In case of complete cluster failure, follow these steps:

1. **Re-deploy Kubernetes Cluster**

   Use infrastructure as code tools (e.g., Terraform) to recreate the cluster:

   ```bash
   terraform apply -var-file=production.tfvars
   ```

2. **Install Coder**

   ```bash
   # Using Helm
   helm repo add coder https://helm.coder.com
   helm repo update
   helm install coder coder/coder -n coder --create-namespace -f values.yaml
   ```

3. **Restore PostgreSQL Database**

   Follow the PostgreSQL database recovery procedure above.

4. **Restore PVCs**

   Follow the PVC recovery procedure above.
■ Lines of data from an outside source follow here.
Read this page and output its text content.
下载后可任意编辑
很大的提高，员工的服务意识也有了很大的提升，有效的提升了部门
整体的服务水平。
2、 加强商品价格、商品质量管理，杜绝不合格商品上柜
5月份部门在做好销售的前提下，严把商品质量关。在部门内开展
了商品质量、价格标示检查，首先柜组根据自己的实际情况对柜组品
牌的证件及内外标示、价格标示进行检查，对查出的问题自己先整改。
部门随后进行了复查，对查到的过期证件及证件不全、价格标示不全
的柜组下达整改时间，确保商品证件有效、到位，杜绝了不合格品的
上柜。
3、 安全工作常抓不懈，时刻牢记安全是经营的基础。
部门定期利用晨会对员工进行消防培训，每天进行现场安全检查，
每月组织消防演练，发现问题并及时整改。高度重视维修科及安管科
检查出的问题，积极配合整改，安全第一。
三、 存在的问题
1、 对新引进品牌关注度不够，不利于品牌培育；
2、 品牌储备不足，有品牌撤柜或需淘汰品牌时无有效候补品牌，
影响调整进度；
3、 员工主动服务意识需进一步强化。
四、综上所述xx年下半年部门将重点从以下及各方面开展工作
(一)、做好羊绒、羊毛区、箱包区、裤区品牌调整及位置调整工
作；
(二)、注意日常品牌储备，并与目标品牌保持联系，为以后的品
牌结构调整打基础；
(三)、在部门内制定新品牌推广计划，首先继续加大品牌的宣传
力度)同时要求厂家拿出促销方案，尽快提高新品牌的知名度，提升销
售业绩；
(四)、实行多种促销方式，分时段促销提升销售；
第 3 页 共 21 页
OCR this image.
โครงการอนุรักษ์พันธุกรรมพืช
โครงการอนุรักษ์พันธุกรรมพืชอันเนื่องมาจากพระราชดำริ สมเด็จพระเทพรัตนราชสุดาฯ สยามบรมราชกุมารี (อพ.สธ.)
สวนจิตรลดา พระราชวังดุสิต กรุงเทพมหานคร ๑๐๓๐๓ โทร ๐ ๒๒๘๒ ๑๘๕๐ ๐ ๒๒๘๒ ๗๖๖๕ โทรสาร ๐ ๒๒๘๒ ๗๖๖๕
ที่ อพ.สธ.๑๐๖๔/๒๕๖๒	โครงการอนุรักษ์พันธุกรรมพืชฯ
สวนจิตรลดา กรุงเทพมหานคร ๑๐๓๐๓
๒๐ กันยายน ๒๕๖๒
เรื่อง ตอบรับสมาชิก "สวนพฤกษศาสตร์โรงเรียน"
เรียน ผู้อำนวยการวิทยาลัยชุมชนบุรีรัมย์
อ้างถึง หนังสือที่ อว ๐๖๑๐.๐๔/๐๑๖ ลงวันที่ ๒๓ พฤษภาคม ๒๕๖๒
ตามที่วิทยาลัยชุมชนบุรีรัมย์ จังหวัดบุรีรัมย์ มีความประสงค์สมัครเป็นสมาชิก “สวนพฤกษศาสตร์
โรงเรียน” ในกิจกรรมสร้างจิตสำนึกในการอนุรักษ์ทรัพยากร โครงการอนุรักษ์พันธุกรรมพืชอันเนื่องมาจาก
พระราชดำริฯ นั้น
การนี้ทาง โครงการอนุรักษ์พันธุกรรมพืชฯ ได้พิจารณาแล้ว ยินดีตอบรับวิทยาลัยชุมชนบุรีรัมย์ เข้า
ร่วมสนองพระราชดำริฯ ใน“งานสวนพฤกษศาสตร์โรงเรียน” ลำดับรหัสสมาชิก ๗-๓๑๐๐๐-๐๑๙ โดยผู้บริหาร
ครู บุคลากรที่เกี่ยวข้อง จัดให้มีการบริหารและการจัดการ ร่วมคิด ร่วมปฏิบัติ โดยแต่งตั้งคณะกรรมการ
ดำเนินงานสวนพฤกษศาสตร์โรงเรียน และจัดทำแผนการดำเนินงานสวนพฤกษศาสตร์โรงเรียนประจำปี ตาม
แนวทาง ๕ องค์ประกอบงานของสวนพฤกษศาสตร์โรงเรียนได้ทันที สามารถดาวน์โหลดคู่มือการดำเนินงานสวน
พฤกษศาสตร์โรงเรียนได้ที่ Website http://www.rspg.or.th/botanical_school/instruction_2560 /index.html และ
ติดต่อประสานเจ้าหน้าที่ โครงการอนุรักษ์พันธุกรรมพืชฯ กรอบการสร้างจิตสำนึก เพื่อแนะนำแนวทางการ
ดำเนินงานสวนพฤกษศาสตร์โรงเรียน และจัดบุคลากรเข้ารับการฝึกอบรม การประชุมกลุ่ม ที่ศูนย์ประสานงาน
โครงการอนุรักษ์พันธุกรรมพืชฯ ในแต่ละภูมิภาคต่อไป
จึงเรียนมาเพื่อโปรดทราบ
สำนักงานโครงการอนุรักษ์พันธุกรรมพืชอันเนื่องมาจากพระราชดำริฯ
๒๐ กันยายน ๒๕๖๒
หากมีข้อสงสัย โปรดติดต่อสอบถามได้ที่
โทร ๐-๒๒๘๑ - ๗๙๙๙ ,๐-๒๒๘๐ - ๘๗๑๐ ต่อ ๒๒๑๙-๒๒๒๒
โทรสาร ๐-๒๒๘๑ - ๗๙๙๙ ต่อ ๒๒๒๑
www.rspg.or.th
5. **Verify System Integrity**

   ```bash
   # Check component health
   coder health

   # Verify template availability
   coder templates ls

   # Verify workspace functionality
   coder workspaces ls
   ```

6. **Perform User Acceptance Testing**

   Validate system functionality with sample user workflows:
   - Creating new workspaces
   - Connecting to existing workspaces
   - Running applications in workspaces
   - Accessing workspace file system

## Disaster Recovery Testing

Schedule regular disaster recovery testing to ensure the procedures work as expected:

1. **Quarterly Recovery Simulations**
   - Simulate database failures
   - Practice full database restoration
   - Validate PVC recovery processes

2. **Annual Full-Scale DR Test**
   - Stand up separate cluster
   - Perform full recovery
   - Validate all system functionality

## Disaster Recovery Process Improvement

1. **Post-Incident Reviews**
   - Document all recovery actions taken
   - Identify areas for improvement
   - Update recovery procedures

2. **Recovery Process Updates**
   - Maintain this documentation
   - Update after major Coder version changes
   - Test procedures after significant infrastructure changes

## Additional Recommendations

1. **Database Encryption Key Backup**
   - If using [database encryption](https://coder.com/docs/v2/latest/admin/security/database-encryption), securely back up encryption keys
   - Store keys separately from database backups

2. **High Availability Configuration**
   - Deploy Coder with multiple replicas
   - Use managed PostgreSQL with high availability
   - Consider multi-region deployments for critical environments

3. **Monitoring and Alerting**
   - Configure alerts for backup failures
   - Monitor database and PVC storage usage
   - Set up proactive monitoring for system failures

4. **Documentation**
   - Maintain detailed environment configurations
   - Document provider-specific backup/restore procedures
   - Keep recovery contact list updated

Remember to adapt these procedures to your specific environment, cloud provider, and infrastructure setup.